European diplomats have been measured in their criticism of media freedom in Turkey and President Tayyip Erdogan’s increasingly authoritarian rule, recognising the West needs Ankara’s help on the migrant crisis and as an ally in the U.S.-led coalition against Islamic State.

European and Turkish officials hope EU leaders and Turkey’s Prime Minister Ahmet Davutoglu will sign a deal to ease the migrant crisis on Sunday.

Writing from Silivri prison near Istanbul, Can Dundar, editor-in-chief of Cumhuriyet newspaper, which is left-wing, secular and often critical of the government, and senior editor Erdem Gul said in a letter to EU leaders they hope Sunday’s meeting results in a lasting solution, adding:

“We would also like to hope that your desire to end the crisis will not stand in the way of your sensitivity towards human rights, freedom of press and expression as fundamental values of the Western world.”
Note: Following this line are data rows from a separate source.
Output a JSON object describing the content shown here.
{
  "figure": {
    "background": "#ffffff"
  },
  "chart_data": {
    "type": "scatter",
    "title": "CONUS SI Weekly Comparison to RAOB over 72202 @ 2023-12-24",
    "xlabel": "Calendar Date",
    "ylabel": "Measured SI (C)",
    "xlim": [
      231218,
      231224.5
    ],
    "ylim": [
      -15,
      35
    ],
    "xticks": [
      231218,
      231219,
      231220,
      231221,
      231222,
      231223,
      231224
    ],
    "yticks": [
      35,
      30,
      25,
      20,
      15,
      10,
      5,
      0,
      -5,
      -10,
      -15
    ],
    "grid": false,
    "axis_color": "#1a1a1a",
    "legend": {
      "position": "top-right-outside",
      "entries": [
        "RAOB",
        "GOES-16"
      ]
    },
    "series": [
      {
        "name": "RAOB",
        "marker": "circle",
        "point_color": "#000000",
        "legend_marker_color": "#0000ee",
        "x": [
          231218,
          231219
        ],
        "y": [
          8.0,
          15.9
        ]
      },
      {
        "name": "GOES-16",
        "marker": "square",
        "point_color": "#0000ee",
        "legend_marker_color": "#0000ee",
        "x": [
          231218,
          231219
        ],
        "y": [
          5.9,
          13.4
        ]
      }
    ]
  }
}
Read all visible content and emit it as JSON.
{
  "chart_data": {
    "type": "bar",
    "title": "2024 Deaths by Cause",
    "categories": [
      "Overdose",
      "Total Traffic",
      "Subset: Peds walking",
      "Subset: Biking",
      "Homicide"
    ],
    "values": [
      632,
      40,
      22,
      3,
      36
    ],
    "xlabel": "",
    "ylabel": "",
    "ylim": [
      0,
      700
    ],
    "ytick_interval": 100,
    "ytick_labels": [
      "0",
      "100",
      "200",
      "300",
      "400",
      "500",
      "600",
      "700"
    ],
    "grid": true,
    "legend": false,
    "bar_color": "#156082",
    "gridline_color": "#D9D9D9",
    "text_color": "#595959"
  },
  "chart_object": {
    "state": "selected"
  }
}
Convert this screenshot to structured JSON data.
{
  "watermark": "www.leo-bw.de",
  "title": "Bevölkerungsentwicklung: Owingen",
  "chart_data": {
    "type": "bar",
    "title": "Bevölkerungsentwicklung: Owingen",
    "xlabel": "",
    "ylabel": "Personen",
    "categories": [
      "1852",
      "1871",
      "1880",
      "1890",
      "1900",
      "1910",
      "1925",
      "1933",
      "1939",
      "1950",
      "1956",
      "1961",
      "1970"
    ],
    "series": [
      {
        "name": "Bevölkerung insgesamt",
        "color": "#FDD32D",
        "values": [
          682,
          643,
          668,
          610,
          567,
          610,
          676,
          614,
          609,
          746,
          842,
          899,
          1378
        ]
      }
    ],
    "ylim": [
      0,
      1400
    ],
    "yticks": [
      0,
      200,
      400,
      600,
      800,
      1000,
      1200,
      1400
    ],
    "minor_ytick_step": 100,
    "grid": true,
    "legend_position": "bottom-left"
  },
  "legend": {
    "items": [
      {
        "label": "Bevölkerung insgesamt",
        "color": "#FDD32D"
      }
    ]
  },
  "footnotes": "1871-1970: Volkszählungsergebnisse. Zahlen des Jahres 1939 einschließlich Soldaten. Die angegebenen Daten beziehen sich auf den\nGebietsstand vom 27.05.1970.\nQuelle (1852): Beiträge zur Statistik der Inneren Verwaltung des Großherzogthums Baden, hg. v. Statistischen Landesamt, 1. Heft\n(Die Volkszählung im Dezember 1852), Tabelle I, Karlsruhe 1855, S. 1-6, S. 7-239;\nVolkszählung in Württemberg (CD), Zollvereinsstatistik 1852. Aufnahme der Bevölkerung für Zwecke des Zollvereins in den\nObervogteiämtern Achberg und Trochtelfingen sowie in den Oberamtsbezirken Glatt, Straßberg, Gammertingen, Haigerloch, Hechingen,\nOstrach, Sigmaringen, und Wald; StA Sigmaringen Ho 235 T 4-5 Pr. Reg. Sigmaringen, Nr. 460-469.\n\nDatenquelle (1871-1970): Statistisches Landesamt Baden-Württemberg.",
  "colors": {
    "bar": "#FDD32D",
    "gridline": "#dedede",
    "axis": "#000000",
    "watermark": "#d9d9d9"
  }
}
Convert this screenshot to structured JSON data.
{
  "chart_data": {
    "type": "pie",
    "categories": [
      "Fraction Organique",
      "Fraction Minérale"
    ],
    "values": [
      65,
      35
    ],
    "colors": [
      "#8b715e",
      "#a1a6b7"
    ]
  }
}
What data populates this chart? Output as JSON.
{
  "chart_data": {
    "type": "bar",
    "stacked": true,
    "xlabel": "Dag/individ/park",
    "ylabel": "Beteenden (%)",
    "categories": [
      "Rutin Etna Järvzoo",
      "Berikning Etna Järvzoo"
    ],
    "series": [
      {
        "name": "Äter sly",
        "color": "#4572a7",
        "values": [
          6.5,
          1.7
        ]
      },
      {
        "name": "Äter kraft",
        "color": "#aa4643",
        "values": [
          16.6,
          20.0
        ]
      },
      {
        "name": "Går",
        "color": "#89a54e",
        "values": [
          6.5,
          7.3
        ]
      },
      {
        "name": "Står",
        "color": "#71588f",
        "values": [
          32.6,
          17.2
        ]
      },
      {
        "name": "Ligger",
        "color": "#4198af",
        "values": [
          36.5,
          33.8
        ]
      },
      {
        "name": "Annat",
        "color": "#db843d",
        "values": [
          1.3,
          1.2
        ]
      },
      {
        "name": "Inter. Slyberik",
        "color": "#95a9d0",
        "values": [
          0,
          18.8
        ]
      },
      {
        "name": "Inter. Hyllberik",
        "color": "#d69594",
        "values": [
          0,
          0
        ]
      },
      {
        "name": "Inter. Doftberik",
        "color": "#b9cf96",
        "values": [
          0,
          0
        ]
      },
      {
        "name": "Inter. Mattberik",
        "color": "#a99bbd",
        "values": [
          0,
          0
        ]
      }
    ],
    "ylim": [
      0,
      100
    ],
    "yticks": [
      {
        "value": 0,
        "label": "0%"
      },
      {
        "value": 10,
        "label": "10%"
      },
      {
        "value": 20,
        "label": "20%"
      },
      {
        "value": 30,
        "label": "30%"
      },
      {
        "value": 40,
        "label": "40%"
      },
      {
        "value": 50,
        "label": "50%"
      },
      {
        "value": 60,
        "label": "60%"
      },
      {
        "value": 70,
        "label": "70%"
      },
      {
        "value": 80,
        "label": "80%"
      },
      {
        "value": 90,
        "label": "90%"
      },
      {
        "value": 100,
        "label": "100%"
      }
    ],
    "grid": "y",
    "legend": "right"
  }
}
The two also wrote to German Chancellor Angela Merkel, a spokesman for the German government confirmed.

A court on Thursday ordered the arrest of the two journalists over the publication of footage purporting to show the state intelligence agency helping send weapons to Syria.

The U.S. embassy criticised the arrests and the Council of Europe’s human rights commissioner Nils Muiznieks described them as “another blow to media freedom in Turkey”.